Monday, February 23, 2009

Reading Levels Rescue

Frequently a parent will approach us and say, "My son is reading at level C, where are the books for him?" Or it's, "Level 10" or "Lexile 400." How do we have any clue where to start?

The first thing is to know that there's no national standard for leveling books. Different publishers and different curricula use different assessment tools, so patrons will come in using a variety of different terms and codes, depending on their school situation. I did however, find this chart, which offers a comparison from system to system and may help you start to get your bearings.

The next thing to know is that we use a completely different kind of assessment on our Easy Readers to select whether they get a green, red, or yellow dot than publishers and educators use on their books and their students, so it's really pretty fruitless for us to try to graph Green, Red, and Yellow onto the chart I just gave you!

If anyone asks, though, you can say that the Easy Reader section as a whole ranges from material that's appropriate for preschoolers through 2nd or 3rd graders, and that the color dots offer a rough guide as to beginning, practicing, and more fluent readers. The Junior Fiction section overall ranges from books written at a 2nd grade reading level through about a 6th grade reading level. Often the most practical thing to do with a parent is to walk with them to the Easy Reader section and try to find together books that look similar to what the student is reading at school.

One site that may offer you some more help is the Scholastic Bookwizard. Lori Romero mentions it in her article, "Making Sense of Beginning Reading Lingo."

On the Bookwizard, you can search for books in a few different ways. A Quick Search lets you enter a title and find out a suggested reading level for it. The BookAlike Search asks you to enter a title, then choose whether you'd like more books like that book that are easier, harder, or just the same reading level.

Finally, the Leveled Search is a more advanced search that lets you put in separate information for reading level and interest level, as well as type of book, genre, or topic. So you can look for books for that 2nd grader reading at a 6th grade level by entering 6th grade for reading level and 2nd grade for interest level.

What is potentially very helpful for parents is that you can select one of four reading level systems to frame your search in: Grade Level Equivalent (a decimal such as 2.4 or 5.1--publishers sometimes give this as a reading level on the back covers of paperbacks--2.4 means 2nd grade, 4th month), Lexile (often given as a range of 3 digit numbers, like 400-500), DRA (even numbers 2-80), or Guided Reading (a letter of the alphabet).

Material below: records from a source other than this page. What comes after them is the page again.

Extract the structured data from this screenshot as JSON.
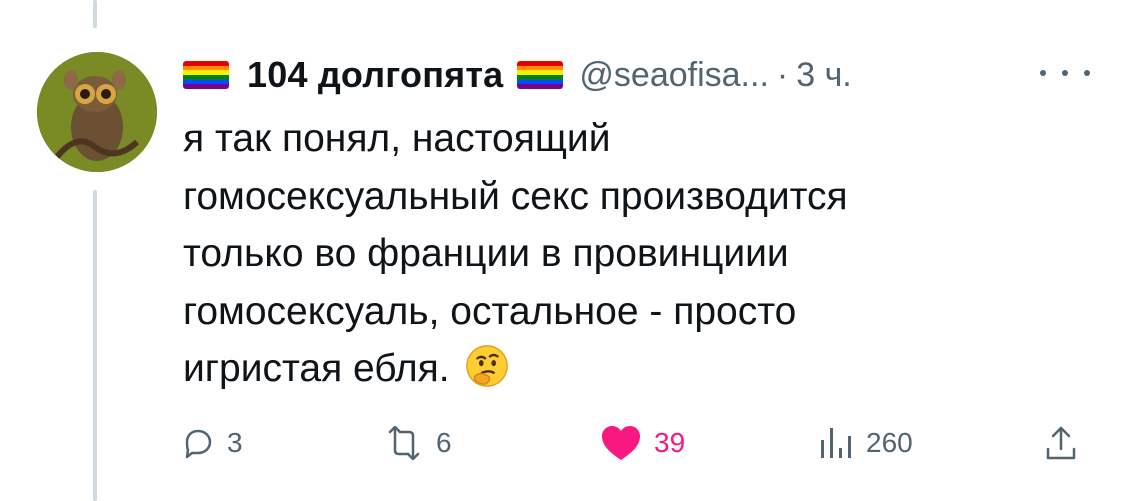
{
  "tweet": {
    "display_name": "104 долгопята",
    "handle": "@seaofisa...",
    "separator": "·",
    "time": "3 ч.",
    "text_lines": [
      "я так понял, настоящий",
      "гомосексуальный секс производится",
      "только во франции в провинциии",
      "гомосексуаль, остальное - просто",
      "игристая ебля."
    ]
  },
  "icons": {
    "name_prefix": "rainbow-flag-icon",
    "name_suffix": "rainbow-flag-icon",
    "emoji": "thinking-face-icon",
    "more": "more-dots-icon"
  },
  "actions": {
    "replies": "3",
    "reposts": "6",
    "likes": "39",
    "views": "260"
  },
  "colors": {
    "text": "#0f1419",
    "muted": "#536471",
    "like": "#f91880",
    "thread_line": "#cfd9de"
  }
}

Two other tools you might be able to use are:
Accelerated Reader BookFinder (AR uses both a reading level and an interest level)
The Lexile Framework Book Search

3 comments:

Betsy said...

Hi Melissa:
I tried out Scholastic's Book Wizard. I searched for a grade 2 interest level and a 4th grade reading level, narrowed it to humor for 88 results - MOST of which were picture books. I thought that was very interesting because so many parents, once told their children's advanced reading levels, are anxious to make sure they are being "challenged" by reading only junior chapter books. So perhaps this could help convince them that picture books are still o.k. for second graders!

Melissa said...

Great feedback, Betsy! Thanks for messing around with this. Hopefully you're right, and parents will appreciate the challenge levels in reading picture books. I understand, though, them wanting to have a chapter book that will provide practice in sustaining attention and understanding a longer story.

Chris Vitiello said...

Hi Melissa,

I work with Lexiles, and appreciate your post a lot. The Scholastic Book Wizard is a great too, and we're working on the Lexile "Find a Book" site (http://www.Lexile.com/Findabook) to add some of the same kinds of search tools. Around the end of March you will be able to set a developmental range for a book, apart from a Lexile range. It will be a great way to look for books for young readers with a large range of reading abilities.

Another thing to look for is the AD code at the front of a Lexile measure, like AD300L. This stands for "Adult Directed," and signifies that the books is really intended to be used for that teacher/class or parent/child reading experience. The majority of these books are picture books, but you would be pleasantly surprised at the range of Lexile measures in AD books.

I blogged about this a little on our Lexile blog -- I'm doing an after-school read-aloud class with struggling kindergarteners and first graders: http://lexile-teachers.blogspot.com/2009/02/lot-of-us-lexile-folks-at-metametrics.html

Again, thanks for your thoughtful post!